Emerging markets private equity funds invest in an evolving set of sectors as the markets they are in change and develop.

  • Initially, many funds invest in telecom, financial services, consumer (FMCG)
  • In selected markets, funds invest in extractive industries and related sectors
  • Private capital then begins to invest into business services and infrastructure related opportunities.

Even though there are common themes to emerging markets private equity fund strategies, their specifics depend on local market conditions.  For example, funds in Brazil and Indonesia are focusing on similar sectors of consumer products and natural resources.  In Brazil, the focus is on goods and services that serve the 50 million Brazilians moving into the middle class, with natural resource investments ranging from oil and gas to agribusiness and ethanol.  Meanwhile, in Indonesia, the consumer story is more focused on the emergence of new basic consumer products and services aimed at a lower income population, and natural resources related to the vast concentrations of natural resources in coal and palm oil, for example.

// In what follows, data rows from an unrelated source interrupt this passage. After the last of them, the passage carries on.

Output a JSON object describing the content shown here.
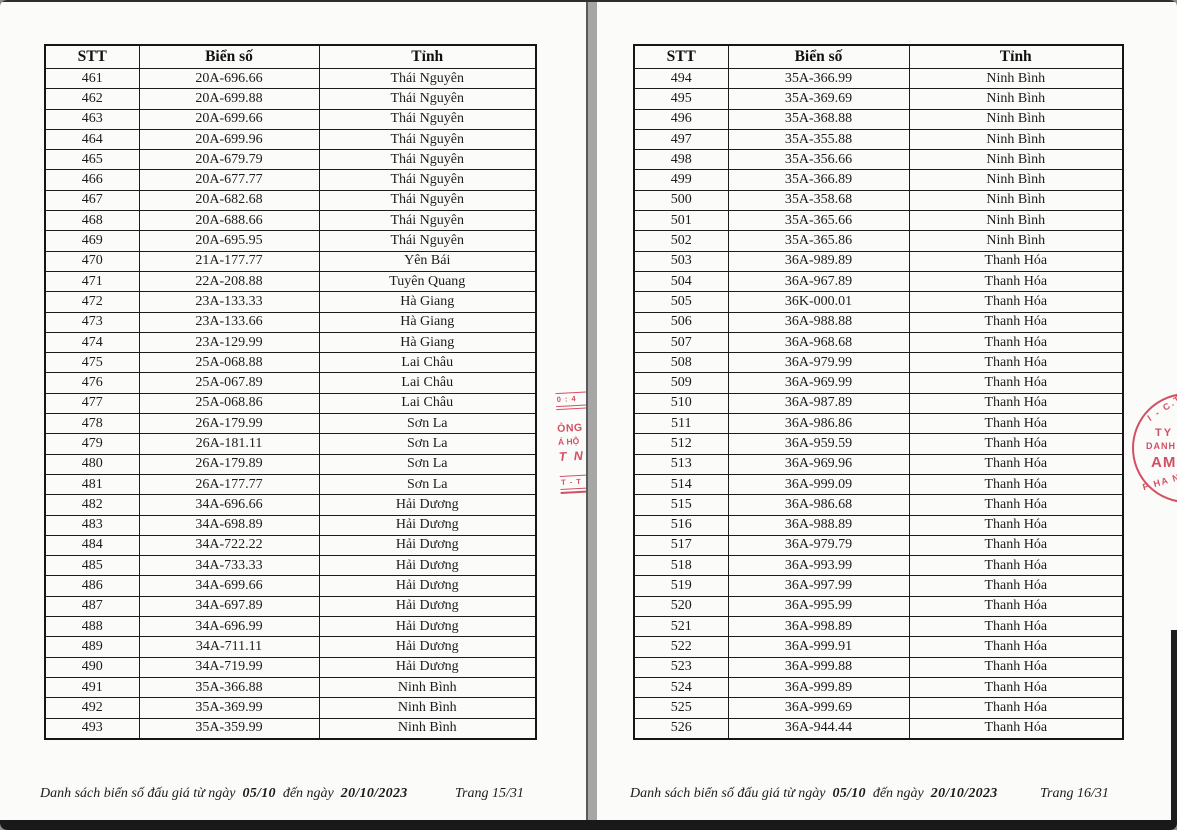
{
  "pages": [
    {
      "page_name": "page-15",
      "columns": [
        "STT",
        "Biển số",
        "Tỉnh"
      ],
      "rows": [
        [
          "461",
          "20A-696.66",
          "Thái Nguyên"
        ],
        [
          "462",
          "20A-699.88",
          "Thái Nguyên"
        ],
        [
          "463",
          "20A-699.66",
          "Thái Nguyên"
        ],
        [
          "464",
          "20A-699.96",
          "Thái Nguyên"
        ],
        [
          "465",
          "20A-679.79",
          "Thái Nguyên"
        ],
        [
          "466",
          "20A-677.77",
          "Thái Nguyên"
        ],
        [
          "467",
          "20A-682.68",
          "Thái Nguyên"
        ],
        [
          "468",
          "20A-688.66",
          "Thái Nguyên"
        ],
        [
          "469",
          "20A-695.95",
          "Thái Nguyên"
        ],
        [
          "470",
          "21A-177.77",
          "Yên Bái"
        ],
        [
          "471",
          "22A-208.88",
          "Tuyên Quang"
        ],
        [
          "472",
          "23A-133.33",
          "Hà Giang"
        ],
        [
          "473",
          "23A-133.66",
          "Hà Giang"
        ],
        [
          "474",
          "23A-129.99",
          "Hà Giang"
        ],
        [
          "475",
          "25A-068.88",
          "Lai Châu"
        ],
        [
          "476",
          "25A-067.89",
          "Lai Châu"
        ],
        [
          "477",
          "25A-068.86",
          "Lai Châu"
        ],
        [
          "478",
          "26A-179.99",
          "Sơn La"
        ],
        [
          "479",
          "26A-181.11",
          "Sơn La"
        ],
        [
          "480",
          "26A-179.89",
          "Sơn La"
        ],
        [
          "481",
          "26A-177.77",
          "Sơn La"
        ],
        [
          "482",
          "34A-696.66",
          "Hải Dương"
        ],
        [
          "483",
          "34A-698.89",
          "Hải Dương"
        ],
        [
          "484",
          "34A-722.22",
          "Hải Dương"
        ],
        [
          "485",
          "34A-733.33",
          "Hải Dương"
        ],
        [
          "486",
          "34A-699.66",
          "Hải Dương"
        ],
        [
          "487",
          "34A-697.89",
          "Hải Dương"
        ],
        [
          "488",
          "34A-696.99",
          "Hải Dương"
        ],
        [
          "489",
          "34A-711.11",
          "Hải Dương"
        ],
        [
          "490",
          "34A-719.99",
          "Hải Dương"
        ],
        [
          "491",
          "35A-366.88",
          "Ninh Bình"
        ],
        [
          "492",
          "35A-369.99",
          "Ninh Bình"
        ],
        [
          "493",
          "35A-359.99",
          "Ninh Bình"
        ]
      ],
      "footer": {
        "text_before": "Danh sách biển số đấu giá từ ngày",
        "date_from": "05/10",
        "text_middle": "đến ngày",
        "date_to": "20/10/2023",
        "page_label": "Trang 15/31"
      }
    },
    {
      "page_name": "page-16",
      "columns": [
        "STT",
        "Biển số",
        "Tỉnh"
      ],
      "rows": [
        [
          "494",
          "35A-366.99",
          "Ninh Bình"
        ],
        [
          "495",
          "35A-369.69",
          "Ninh Bình"
        ],
        [
          "496",
          "35A-368.88",
          "Ninh Bình"
        ],
        [
          "497",
          "35A-355.88",
          "Ninh Bình"
        ],
        [
          "498",
          "35A-356.66",
          "Ninh Bình"
        ],
        [
          "499",
          "35A-366.89",
          "Ninh Bình"
        ],
        [
          "500",
          "35A-358.68",
          "Ninh Bình"
        ],
        [
          "501",
          "35A-365.66",
          "Ninh Bình"
        ],
        [
          "502",
          "35A-365.86",
          "Ninh Bình"
        ],
        [
          "503",
          "36A-989.89",
          "Thanh Hóa"
        ],
        [
          "504",
          "36A-967.89",
          "Thanh Hóa"
        ],
        [
          "505",
          "36K-000.01",
          "Thanh Hóa"
        ],
        [
          "506",
          "36A-988.88",
          "Thanh Hóa"
        ],
        [
          "507",
          "36A-968.68",
          "Thanh Hóa"
        ],
        [
          "508",
          "36A-979.99",
          "Thanh Hóa"
        ],
        [
          "509",
          "36A-969.99",
          "Thanh Hóa"
        ],
        [
          "510",
          "36A-987.89",
          "Thanh Hóa"
        ],
        [
          "511",
          "36A-986.86",
          "Thanh Hóa"
        ],
        [
          "512",
          "36A-959.59",
          "Thanh Hóa"
        ],
        [
          "513",
          "36A-969.96",
          "Thanh Hóa"
        ],
        [
          "514",
          "36A-999.09",
          "Thanh Hóa"
        ],
        [
          "515",
          "36A-986.68",
          "Thanh Hóa"
        ],
        [
          "516",
          "36A-988.89",
          "Thanh Hóa"
        ],
        [
          "517",
          "36A-979.79",
          "Thanh Hóa"
        ],
        [
          "518",
          "36A-993.99",
          "Thanh Hóa"
        ],
        [
          "519",
          "36A-997.99",
          "Thanh Hóa"
        ],
        [
          "520",
          "36A-995.99",
          "Thanh Hóa"
        ],
        [
          "521",
          "36A-998.89",
          "Thanh Hóa"
        ],
        [
          "522",
          "36A-999.91",
          "Thanh Hóa"
        ],
        [
          "523",
          "36A-999.88",
          "Thanh Hóa"
        ],
        [
          "524",
          "36A-999.89",
          "Thanh Hóa"
        ],
        [
          "525",
          "36A-999.69",
          "Thanh Hóa"
        ],
        [
          "526",
          "36A-944.44",
          "Thanh Hóa"
        ]
      ],
      "footer": {
        "text_before": "Danh sách biển số đấu giá từ ngày",
        "date_from": "05/10",
        "text_middle": "đến ngày",
        "date_to": "20/10/2023",
        "page_label": "Trang 16/31"
      }
    }
  ],
  "stamps": {
    "color": "#cf4257",
    "left_fragments": {
      "box_top": "0 : 4",
      "line1": "ÒNG",
      "line2": "Á HỘ",
      "line3": "T N",
      "box_bottom": "T - T"
    },
    "right_fragments": {
      "arc_top": "I - C.T",
      "line1": "TY",
      "line2": "DANH",
      "line3": "AM",
      "arc_bottom": "P HA N"
    }
  }
}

Investable opportunities exist – emerging markets fund managers are increasing and maturing:

OPIC recently launched a Global Engagement Call, which solicited applications for investment funds operating in any of the over 150 countries where OPIC is open for business, across sectors and fund types, including private equity and growth equity, co-investment, fund of funds, and mezzanine/expansion financing funds.  We are pleased to report that we received 158 full applications to the Call, a record number for the agency, that ranged across geographies, sectors and investment styles.

We will be releasing additional information about those applications in a set of research reports we call Project 158, but suffice it to say that unlike a decade ago, emerging markets private equity now presents a range of fund types and managers that are targets for private capital.

Finally, if in real estate the three most important factors in investing are location, location, location, the three most important factors in emerging markets private equity to us are active, active, active: Active asset allocation, active fund selection, and active asset management.

The limited information, challenging and changing investment environment, and relative newness of the asset class require investors to take a more active approach to allocating capital, selecting managers, and monitoring their portfolios.

In conclusion, emerging markets are becoming an increasingly interesting destination for private equity investment – but the conditions continue to evolve and attention to the details will make a real difference.

At OPIC, we have supported private investment – and private investors –across emerging markets and transitional economies successfully and profitably for the U.S. taxpayer for the past forty years.  We’re looking forward to seeing what the next 25 years bring.